Doosan Group kicked off the sale process for Doosan Infracore, the group’s construction equipment builder, with the sale manager Credit Suisse sending out teaser letters to potential buyers on July 24, according to creditors and sources from private equity funds.
The sale is part of Doosan Group’s efforts to keep the cash-strapped Doosan Heavy Industries & Construction afloat. The power plant builder Doosan Heavy took a heavy hit when the government announced plans to depart from nuclear and coal power which had been the core business for the company.
Doosan Group will be selling a 36.07% stake in Doosan Infracore held by Doosan Heavy. The stake value is estimated to be around 540 billion won ($448 million) based on Doosan Infracore’s market cap of 1.51 trillion won as of July 24.
The sale price is expected to start anywhere between 700 billion won to 800 billion won including the premium for management control.
The non-binding bid will take place in August, followed by the binding bid in September.
Doosan Infracore manufactures and sells construction equipment and engines such as excavators. Doosan Infracore’s turnover in 2019 was around 4 trillion won – not including Doosan Bobcat – and EBITDA close to 500 billion won.
Doosan Bobcat is not part of the sale, and it is likely that Doosan Infracore will be carved out as a holding company with the operating company and Bobcat as separate units. Doosan Group is keen on selling Infracore first and holding onto Bobcat although there are a handful of potential buyers who want to buy both operations.
Doosan Group acquired Bobcat, a utility equipment business, from US-based industrial equipment company Ingersoll Rand in 2007 for $4.9 billion. It was the largest overseas acquisition at the time – one that pushed Doosan Group into debt.
Both domestic and overseas private equity funds and strategic investors have shown interest in the Doosan Infracore deal.
“Major PEs are going to take a close look at the deal given that the premium is quite low compared to the company’s revenue and operating profit. Also, there’s a chance that there could be follow up deals such as Bobcat,” said a source from the PE industry.
The deal’s biggest setback will be Doosan Infracore’s lawsuit with financial investors including IMM Private Equity. In 2011, the company had raised 380 billion won from financial investors through its China-based unit based on a commitment to go public by April 2014.
However, the company was unable to get listed by the promised date due to poor market conditions.
The financial investors tried to exercise their drag-along rights to sell a 100% stake in the company but they were unsuccessful. The financial investors filed a suit to the Seoul Central District Court arguing that Doosan did not cooperate in the due diligence process. The court ruled in favor of Doosan during the first ruling in 2017, but the financial investors won the second ruling at the Seoul High Court.
Both parties are waiting for the Supreme Court ruling. Doosan Group and IMM PE have requested the Supreme Court to speed up the process.
The Seoul High Court ordered Doosan to pay 710 billion won to the financial investors including the principal sum of 380 billion in addition to the 15% IRR. The amount could easily go up to 1 trillion won if it includes interests.
This means that the buyer of Doosan Infracore may have to cough up a hefty sum if the Supreme Court rules in favor of the financial investors after the deal is completed. Still, there is a chance that the involved parties may negotiate for the sale to go smoothly.

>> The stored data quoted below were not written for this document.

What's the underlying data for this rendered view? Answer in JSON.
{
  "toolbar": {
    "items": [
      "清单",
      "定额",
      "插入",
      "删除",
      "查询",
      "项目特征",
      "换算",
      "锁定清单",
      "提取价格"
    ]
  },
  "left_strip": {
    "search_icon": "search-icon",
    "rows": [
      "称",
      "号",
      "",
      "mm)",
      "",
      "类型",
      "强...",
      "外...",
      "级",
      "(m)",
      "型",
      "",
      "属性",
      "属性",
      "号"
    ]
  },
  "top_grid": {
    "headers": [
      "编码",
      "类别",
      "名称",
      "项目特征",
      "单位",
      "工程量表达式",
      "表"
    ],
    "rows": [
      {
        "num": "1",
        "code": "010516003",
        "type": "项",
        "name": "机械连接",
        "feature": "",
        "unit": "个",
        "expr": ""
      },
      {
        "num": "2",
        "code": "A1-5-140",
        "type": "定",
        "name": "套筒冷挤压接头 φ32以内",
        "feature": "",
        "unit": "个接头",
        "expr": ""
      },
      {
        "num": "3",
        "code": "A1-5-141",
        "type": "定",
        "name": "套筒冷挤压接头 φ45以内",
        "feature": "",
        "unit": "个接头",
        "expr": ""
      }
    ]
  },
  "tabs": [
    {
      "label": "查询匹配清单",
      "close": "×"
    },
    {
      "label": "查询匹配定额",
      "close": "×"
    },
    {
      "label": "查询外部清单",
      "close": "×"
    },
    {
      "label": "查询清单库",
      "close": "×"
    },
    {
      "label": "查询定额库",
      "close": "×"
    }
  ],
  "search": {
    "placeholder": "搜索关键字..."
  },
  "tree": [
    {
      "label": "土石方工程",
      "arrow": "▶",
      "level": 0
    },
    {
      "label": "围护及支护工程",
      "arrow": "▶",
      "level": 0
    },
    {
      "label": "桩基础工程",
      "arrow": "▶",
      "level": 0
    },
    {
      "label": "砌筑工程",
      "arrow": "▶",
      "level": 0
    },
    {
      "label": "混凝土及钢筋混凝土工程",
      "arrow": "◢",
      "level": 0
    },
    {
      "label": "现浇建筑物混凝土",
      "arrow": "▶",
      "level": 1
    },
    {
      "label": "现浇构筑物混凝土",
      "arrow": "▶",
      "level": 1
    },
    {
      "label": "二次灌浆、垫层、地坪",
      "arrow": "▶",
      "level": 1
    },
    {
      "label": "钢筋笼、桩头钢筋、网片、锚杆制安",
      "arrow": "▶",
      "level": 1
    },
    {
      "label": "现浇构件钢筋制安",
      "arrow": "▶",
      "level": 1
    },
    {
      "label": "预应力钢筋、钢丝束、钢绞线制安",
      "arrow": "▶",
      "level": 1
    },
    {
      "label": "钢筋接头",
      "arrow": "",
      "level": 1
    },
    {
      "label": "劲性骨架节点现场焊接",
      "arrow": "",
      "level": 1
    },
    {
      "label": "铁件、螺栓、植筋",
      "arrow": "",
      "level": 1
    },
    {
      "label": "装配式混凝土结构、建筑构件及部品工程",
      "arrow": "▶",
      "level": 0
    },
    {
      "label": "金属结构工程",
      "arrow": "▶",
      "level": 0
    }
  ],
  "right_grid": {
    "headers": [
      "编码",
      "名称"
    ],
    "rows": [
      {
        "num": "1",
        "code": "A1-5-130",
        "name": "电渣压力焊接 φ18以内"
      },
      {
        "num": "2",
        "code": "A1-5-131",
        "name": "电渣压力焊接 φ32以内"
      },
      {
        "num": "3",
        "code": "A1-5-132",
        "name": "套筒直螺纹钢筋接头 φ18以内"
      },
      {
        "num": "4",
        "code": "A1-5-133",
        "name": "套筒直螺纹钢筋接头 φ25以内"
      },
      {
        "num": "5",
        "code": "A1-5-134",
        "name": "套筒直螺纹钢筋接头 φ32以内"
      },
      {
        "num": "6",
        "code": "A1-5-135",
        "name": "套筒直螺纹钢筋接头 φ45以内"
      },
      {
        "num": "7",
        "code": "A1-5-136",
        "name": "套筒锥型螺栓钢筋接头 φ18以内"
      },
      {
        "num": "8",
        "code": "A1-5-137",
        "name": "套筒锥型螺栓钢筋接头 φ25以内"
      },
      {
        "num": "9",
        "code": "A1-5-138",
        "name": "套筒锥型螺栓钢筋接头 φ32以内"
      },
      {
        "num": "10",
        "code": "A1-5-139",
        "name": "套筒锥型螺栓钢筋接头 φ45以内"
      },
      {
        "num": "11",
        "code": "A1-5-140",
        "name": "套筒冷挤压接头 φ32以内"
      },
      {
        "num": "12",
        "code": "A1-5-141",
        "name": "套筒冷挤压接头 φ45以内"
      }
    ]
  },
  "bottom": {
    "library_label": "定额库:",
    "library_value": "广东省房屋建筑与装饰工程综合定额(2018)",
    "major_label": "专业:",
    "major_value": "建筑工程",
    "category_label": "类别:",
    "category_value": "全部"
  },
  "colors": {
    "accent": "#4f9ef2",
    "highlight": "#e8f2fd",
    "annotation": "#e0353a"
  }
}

China-based business account for a sizeable portion of Doosan Infracore. The sales in China were a bit stagnant earlier this year due to the global coronavirus, but the business picked up following the sharp rebound in China’s economy.
On July 20, the company announced that it sold 10,728 excavators in China which is 10% higher than the first half of the previous year when the company sold 9,707 excavators.
Doosan Infracore (formerly Daewoo Heavy Industry & Machinery) was acquired by Doosan Group in 2005. This acquisition, followed by a series of deals in the industrial sector, helped transition Doosan Group’s core business from the food & beverage sector to heavy industries.